Nesse sentido é preocupante ver algumas figuras poderosas da mídia e da política em debates sobre imigração nos EUA, colocando os imigrantes de primeira geração, bem como os filhos de imigrantes, em desconforto e em estado de atenção sobre sua permanência no país.

As questões em torno da imigração são complexas. Há uma necessidade de solução, mas isso envolve reforço da segurança das fronteiras; maior diligência na aplicação das regras trabalhistas; busca de equilíbrio entre a demanda e a oferta de mão de obra; e uma maneira prática e decente de lidar com a população de imigrantes ilegais. 

O painel ainda discutiu que quer gostemos ou não do projeto de lei do Senado ou ache que ele precisa de melhorias, seria importante envolver  a todos em um debate para construir um consenso em torno de uma questão tão importante. Infelizmente, isso não está acontecendo. Em vez disso, os críticos pró reforma imigratória redobraram seus esforços para adotar uma abordagem simples: endurecer com os imigrantes e ponto final. Eles estão retratando a imigração ilegal como a ameaça mais urgente que o país enfrenta, responsável pela ansiedade econômica sentida por muitos trabalhadores de renda média e baixa. De fato, a reforma imigratória tem sido retratada por alguns como parte de uma "Guerra contra a Classe Média" conduzida pelo governo, empresas e outros.   
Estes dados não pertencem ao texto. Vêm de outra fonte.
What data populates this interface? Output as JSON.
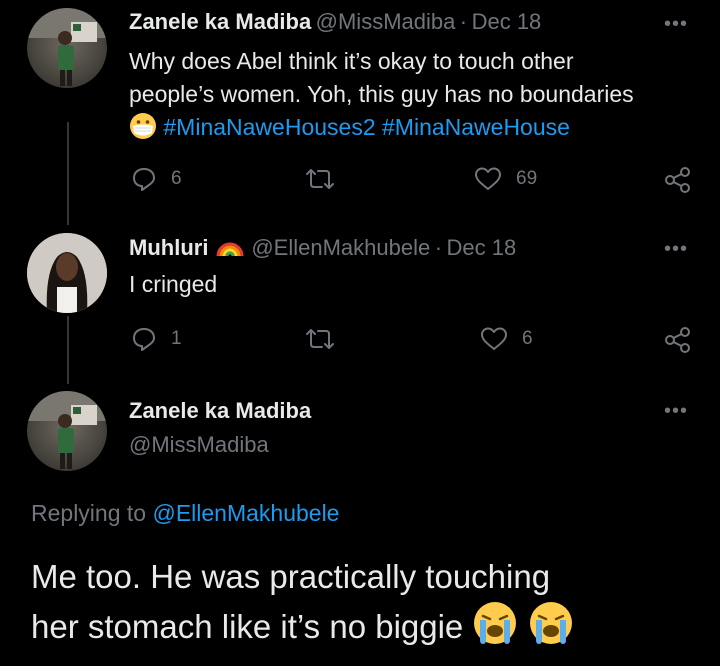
{
  "tweet1": {
    "name": "Zanele ka Madiba",
    "handle": "@MissMadiba",
    "date_sep": "·",
    "date": "Dec 18",
    "line1": "Why does Abel think it’s okay to touch other",
    "line2": "people’s women. Yoh, this guy has no boundaries",
    "hashtags": "#MinaNaweHouses2 #MinaNaweHouse",
    "replies": "6",
    "likes": "69"
  },
  "tweet2": {
    "name": "Muhluri",
    "handle": "@EllenMakhubele",
    "date_sep": "·",
    "date": "Dec 18",
    "text": "I cringed",
    "replies": "1",
    "likes": "6"
  },
  "main": {
    "name": "Zanele ka Madiba",
    "handle": "@MissMadiba",
    "replying_prefix": "Replying to",
    "replying_handle": "@EllenMakhubele",
    "line1": "Me too. He was practically touching",
    "line2": "her stomach like it’s no biggie"
  },
  "more_label": "•••",
  "icons": [
    "reply-icon",
    "retweet-icon",
    "like-icon",
    "share-icon",
    "more-icon",
    "rainbow-icon",
    "mask-face-icon",
    "crying-face-icon"
  ],
  "colors": {
    "background": "#000000",
    "text": "#e7e9ea",
    "muted": "#71767b",
    "link": "#1d9bf0"
  }
}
Culpar instituições, como o governo e as empresas, pelos males da sociedade não é justo, mesmo que a culpa seja totalmente injustificada. Essas instituições têm os meios para se defender e a história mostra que, quando se escolhe atacar um grupo impotente e desfavorecido – como os imigrantes ilegais pobres –, demoniza-se e tenta-se fazer deles bodes expiatórios para qualquer raiva que o país possa estar sentindo, isso não só é injusto, como muitas vezes termina com consequências ruins. 
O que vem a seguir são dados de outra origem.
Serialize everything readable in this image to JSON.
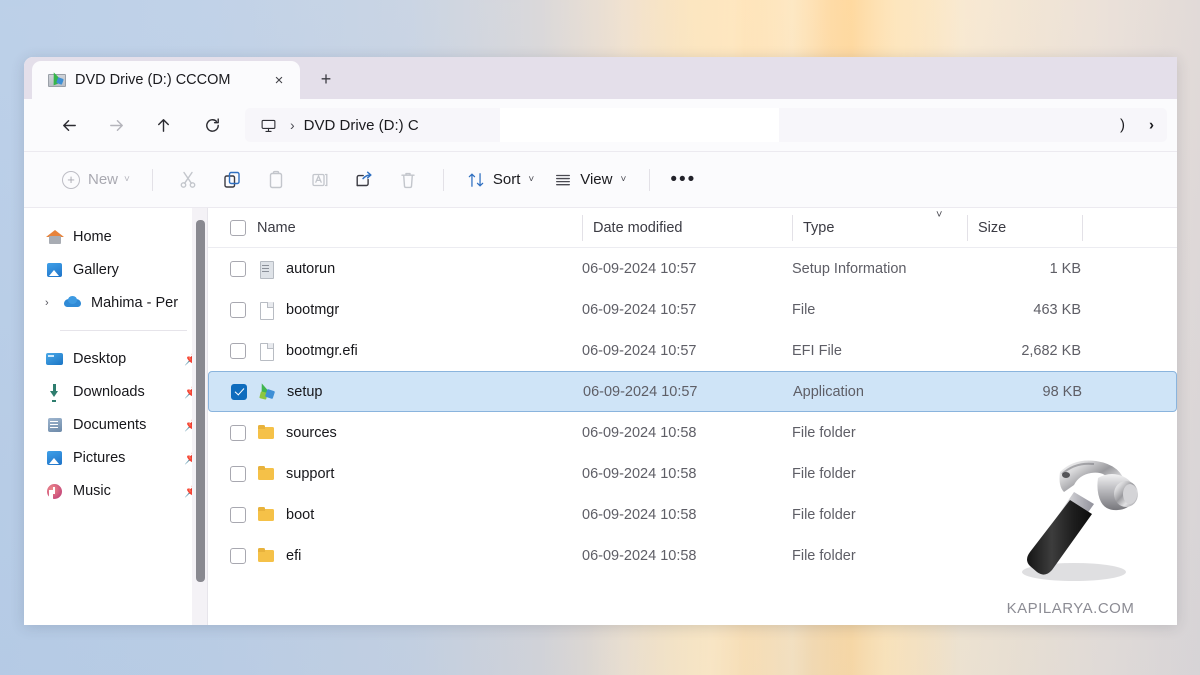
{
  "window": {
    "tab": {
      "title": "DVD Drive (D:) CCCOM",
      "icon": "dvd-drive-icon",
      "close_label": "×"
    },
    "new_tab_label": "+"
  },
  "nav": {
    "back": "←",
    "forward": "→",
    "up": "↑",
    "refresh": "↻",
    "breadcrumb": {
      "root_icon": "this-pc-icon",
      "separator": "›",
      "text": "DVD Drive (D:) C",
      "tail": ")",
      "end_separator": "›"
    }
  },
  "toolbar": {
    "new_label": "New",
    "new_plus": "+",
    "chevron": "˅",
    "cut_label": "Cut",
    "copy_label": "Copy",
    "paste_label": "Paste",
    "rename_label": "Rename",
    "share_label": "Share",
    "delete_label": "Delete",
    "sort_label": "Sort",
    "view_label": "View",
    "more_label": "•••"
  },
  "sidebar": {
    "items": [
      {
        "label": "Home",
        "icon": "home-icon",
        "pinned": false,
        "expander": false
      },
      {
        "label": "Gallery",
        "icon": "gallery-icon",
        "pinned": false,
        "expander": false
      },
      {
        "label": "Mahima - Per",
        "icon": "onedrive-cloud-icon",
        "pinned": false,
        "expander": true
      }
    ],
    "pinned_items": [
      {
        "label": "Desktop",
        "icon": "desktop-icon",
        "pin": "✒"
      },
      {
        "label": "Downloads",
        "icon": "downloads-icon",
        "pin": "✒"
      },
      {
        "label": "Documents",
        "icon": "documents-icon",
        "pin": "✒"
      },
      {
        "label": "Pictures",
        "icon": "pictures-icon",
        "pin": "✒"
      },
      {
        "label": "Music",
        "icon": "music-icon",
        "pin": "✒"
      }
    ]
  },
  "filelist": {
    "columns": {
      "name": "Name",
      "date_modified": "Date modified",
      "type": "Type",
      "size": "Size"
    },
    "sort_indicator": "˅",
    "rows": [
      {
        "name": "autorun",
        "icon": "setup-information-file-icon",
        "date": "06-09-2024 10:57",
        "type": "Setup Information",
        "size": "1 KB",
        "selected": false
      },
      {
        "name": "bootmgr",
        "icon": "generic-file-icon",
        "date": "06-09-2024 10:57",
        "type": "File",
        "size": "463 KB",
        "selected": false
      },
      {
        "name": "bootmgr.efi",
        "icon": "generic-file-icon",
        "date": "06-09-2024 10:57",
        "type": "EFI File",
        "size": "2,682 KB",
        "selected": false
      },
      {
        "name": "setup",
        "icon": "application-icon",
        "date": "06-09-2024 10:57",
        "type": "Application",
        "size": "98 KB",
        "selected": true
      },
      {
        "name": "sources",
        "icon": "folder-icon",
        "date": "06-09-2024 10:58",
        "type": "File folder",
        "size": "",
        "selected": false
      },
      {
        "name": "support",
        "icon": "folder-icon",
        "date": "06-09-2024 10:58",
        "type": "File folder",
        "size": "",
        "selected": false
      },
      {
        "name": "boot",
        "icon": "folder-icon",
        "date": "06-09-2024 10:58",
        "type": "File folder",
        "size": "",
        "selected": false
      },
      {
        "name": "efi",
        "icon": "folder-icon",
        "date": "06-09-2024 10:58",
        "type": "File folder",
        "size": "",
        "selected": false
      }
    ]
  },
  "watermark": {
    "text": "KAPILARYA.COM",
    "image": "hammer-icon"
  },
  "colors": {
    "accent": "#0f6cbd",
    "tabstrip": "#e4dfea",
    "selection_bg": "#cfe4f7",
    "selection_border": "#8ab4dd",
    "folder": "#f5c148"
  }
}
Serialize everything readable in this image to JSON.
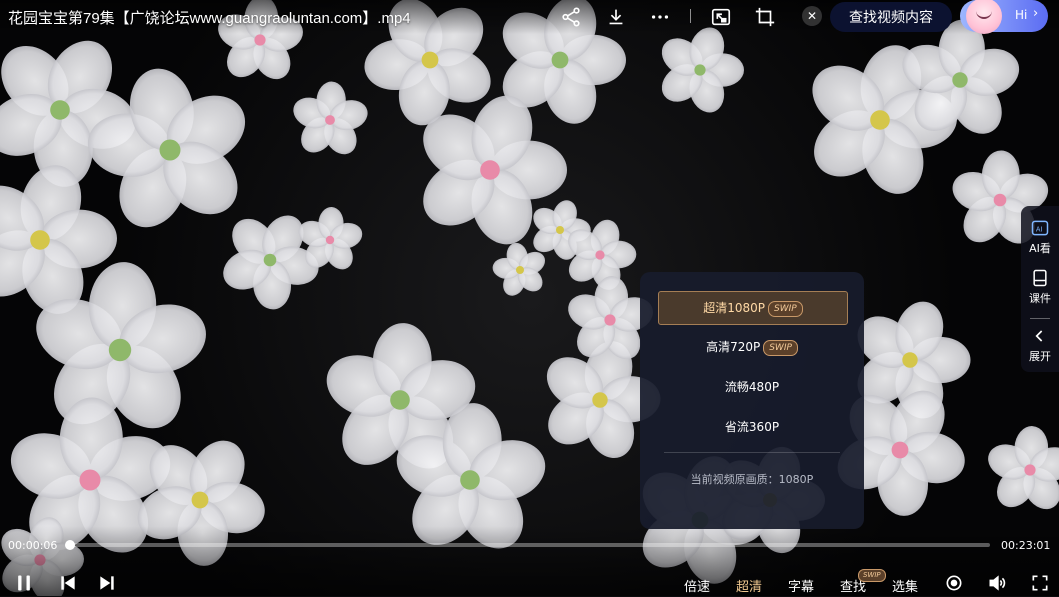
{
  "video": {
    "title": "花园宝宝第79集【广饶论坛www.guangraoluntan.com】.mp4"
  },
  "toolbar": {
    "icons": [
      "share-icon",
      "download-icon",
      "more-icon",
      "picture-in-picture-icon",
      "crop-icon",
      "close-icon"
    ],
    "find_button": "查找视频内容",
    "assistant_label": "Hi"
  },
  "side_panel": [
    {
      "label": "AI看",
      "icon": "ai-watch-icon"
    },
    {
      "label": "课件",
      "icon": "courseware-icon"
    },
    {
      "label": "展开",
      "icon": "chevron-left-icon"
    }
  ],
  "quality_menu": {
    "options": [
      {
        "label": "超清1080P",
        "badge": "SWIP",
        "selected": true
      },
      {
        "label": "高清720P",
        "badge": "SWIP",
        "selected": false
      },
      {
        "label": "流畅480P",
        "badge": "",
        "selected": false
      },
      {
        "label": "省流360P",
        "badge": "",
        "selected": false
      }
    ],
    "footer": "当前视频原画质：1080P"
  },
  "player": {
    "current_time": "00:00:06",
    "total_time": "00:23:01",
    "progress": 0.004
  },
  "controls": {
    "speed": "倍速",
    "quality": "超清",
    "subtitle": "字幕",
    "search": "查找",
    "search_badge": "SWIP",
    "episodes": "选集"
  },
  "colors": {
    "accent": "#f0c890",
    "find_button_bg": "#0c1230",
    "menu_bg": "#181c2c"
  }
}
Os EUA continuarão a ser líderes em inovação no século XXI? Sim. Um mundo em rápida transformação exige flexibilidade e adaptabilidade, ambos pontos fortes dos Estados Unidos. O fato da sociedade estar enraizada em instituições democráticas e princípios de livre mercado é de suma importância. Já houveram outros períodos nacionalistas e isolacionistas no passado, que foram resolvidos, há uma confiança, por todos os participantes, de que passaremos por isso novamente. 
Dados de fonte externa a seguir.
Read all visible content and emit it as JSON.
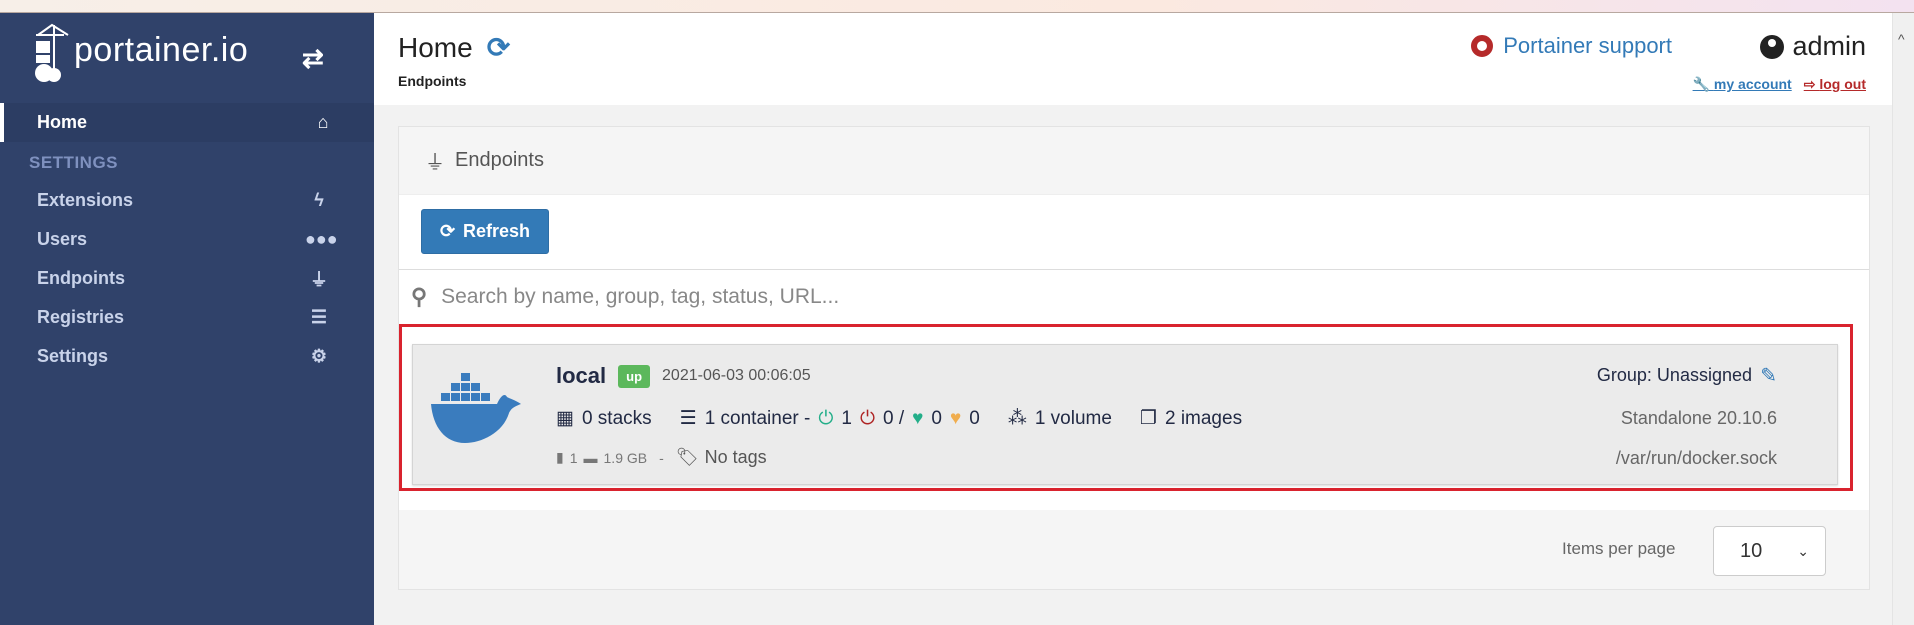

É preciso lembrar que, desde a fundação dos Estados Unidos, sua cultura cresceu em diversidade e abertura, assimilando e se beneficiando de muitas culturas diferentes sem, ao mesmo tempo, eliminá-las. Especialistas concordam que a diversidade – de perspectivas, ideias, informações, pensamento, etc. – é um elemento essencial para o florescimento da inovação. E a profunda diversidade dos Estados Unidos tem sido um dos principais fatores que os tornaram líderes em inovação. Essas qualidades serão ainda mais importantes à medida que a competição global pela liderança em inovação se intensifica.

E esse foi um dos mais políticos eventos tecnológicos que já tive a oportunidade de acompanhar.